I don’t follow, what is the problem you are having exactly?

14. Mudi September 7, 2018 at 1:49 am #

Hi,
The model has feature vectors with both label 0 and 1. I want to use Naive Bayes to predict a feature given positive labels, say 0. How to do that?

15. Khoa Ng April 27, 2019 at 9:26 pm #

Hello, thank you for your great post.

I have an unrelated question about Naive Bayes: How can I predict unknown class with Naive Bayes? For example, only class A, B and C are trained. The data to be predicted has a class different than A, B and C. How can we calculate the probability to identify such case?

16. Richard June 10, 2019 at 7:08 am #

I was intrigued by the comment about numerical underflow, so I generated a series of non-zero pseudo-random numbers averaging 1% (range 0% to 2%) and compared the product to the exponential of the sum of the natural logarithms. When reaching about 133 of these values the product underflows using 64-bit (double-precision) floating point numbers, whilst the sum of the logarithms is fine.
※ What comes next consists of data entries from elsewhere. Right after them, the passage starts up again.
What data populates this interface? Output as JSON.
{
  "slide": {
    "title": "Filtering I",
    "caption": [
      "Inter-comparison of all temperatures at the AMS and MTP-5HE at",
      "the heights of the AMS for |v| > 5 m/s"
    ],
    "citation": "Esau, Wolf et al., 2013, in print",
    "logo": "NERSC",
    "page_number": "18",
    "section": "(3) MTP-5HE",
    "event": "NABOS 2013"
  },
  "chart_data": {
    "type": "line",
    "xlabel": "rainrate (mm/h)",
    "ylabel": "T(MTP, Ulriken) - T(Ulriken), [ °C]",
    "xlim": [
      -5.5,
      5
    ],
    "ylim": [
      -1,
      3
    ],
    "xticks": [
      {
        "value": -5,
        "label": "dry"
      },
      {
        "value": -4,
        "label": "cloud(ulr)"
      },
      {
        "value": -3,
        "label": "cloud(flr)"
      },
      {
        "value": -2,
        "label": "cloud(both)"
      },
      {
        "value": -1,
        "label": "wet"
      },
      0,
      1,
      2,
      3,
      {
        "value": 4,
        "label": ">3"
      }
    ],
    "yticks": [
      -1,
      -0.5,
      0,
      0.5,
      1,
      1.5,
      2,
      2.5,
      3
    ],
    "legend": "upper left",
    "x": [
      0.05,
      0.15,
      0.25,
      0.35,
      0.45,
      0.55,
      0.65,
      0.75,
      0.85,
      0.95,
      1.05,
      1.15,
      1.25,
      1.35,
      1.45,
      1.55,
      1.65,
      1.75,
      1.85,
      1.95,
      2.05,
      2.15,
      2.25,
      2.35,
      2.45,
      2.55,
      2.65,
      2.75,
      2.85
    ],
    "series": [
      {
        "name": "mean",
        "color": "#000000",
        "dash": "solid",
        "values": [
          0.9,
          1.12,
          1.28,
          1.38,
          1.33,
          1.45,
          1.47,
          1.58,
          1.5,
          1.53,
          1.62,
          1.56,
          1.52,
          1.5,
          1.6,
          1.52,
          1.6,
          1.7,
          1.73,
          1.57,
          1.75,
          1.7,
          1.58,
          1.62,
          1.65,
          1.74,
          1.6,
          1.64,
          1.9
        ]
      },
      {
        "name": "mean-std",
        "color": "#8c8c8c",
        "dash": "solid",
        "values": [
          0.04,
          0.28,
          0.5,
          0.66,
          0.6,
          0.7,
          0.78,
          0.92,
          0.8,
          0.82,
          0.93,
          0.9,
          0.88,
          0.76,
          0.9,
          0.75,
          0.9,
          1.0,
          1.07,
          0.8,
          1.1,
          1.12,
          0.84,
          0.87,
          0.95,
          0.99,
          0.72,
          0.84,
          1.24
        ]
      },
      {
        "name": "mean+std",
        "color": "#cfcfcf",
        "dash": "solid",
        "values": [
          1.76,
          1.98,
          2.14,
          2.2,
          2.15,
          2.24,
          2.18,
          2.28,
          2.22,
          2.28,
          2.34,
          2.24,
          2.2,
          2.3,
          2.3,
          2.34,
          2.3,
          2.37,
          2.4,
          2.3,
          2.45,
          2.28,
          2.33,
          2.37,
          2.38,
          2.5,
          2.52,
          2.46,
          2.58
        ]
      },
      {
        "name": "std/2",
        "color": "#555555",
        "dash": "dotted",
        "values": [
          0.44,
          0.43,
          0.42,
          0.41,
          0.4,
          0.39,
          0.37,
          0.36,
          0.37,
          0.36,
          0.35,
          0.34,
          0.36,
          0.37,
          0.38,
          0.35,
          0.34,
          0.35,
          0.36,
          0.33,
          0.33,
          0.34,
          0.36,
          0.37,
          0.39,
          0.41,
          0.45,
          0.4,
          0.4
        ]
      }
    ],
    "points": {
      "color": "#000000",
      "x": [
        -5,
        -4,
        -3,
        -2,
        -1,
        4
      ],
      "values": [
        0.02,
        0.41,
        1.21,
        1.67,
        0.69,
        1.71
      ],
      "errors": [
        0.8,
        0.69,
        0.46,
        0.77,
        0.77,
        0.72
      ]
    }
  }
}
The smallest non-zero 64-bit float is approx 2e-308, my random values had an average ln of -5.3, ln(2e-308)/5.3 = 133 and indeed the product then becomes at the count.

So this helps us quantify when this problem might occur and when the CPU overhead of using logarithms only becomes worthwhile (say over 100+ input variables for 64-bit floats, and only 16 inputs for 32-bit floats).

• Jason Brownlee June 10, 2019 at 7:39 am #

Nice one!

It’s almost a golden rule to work with log probs when modeling, and to add an epsilon when logging a probability.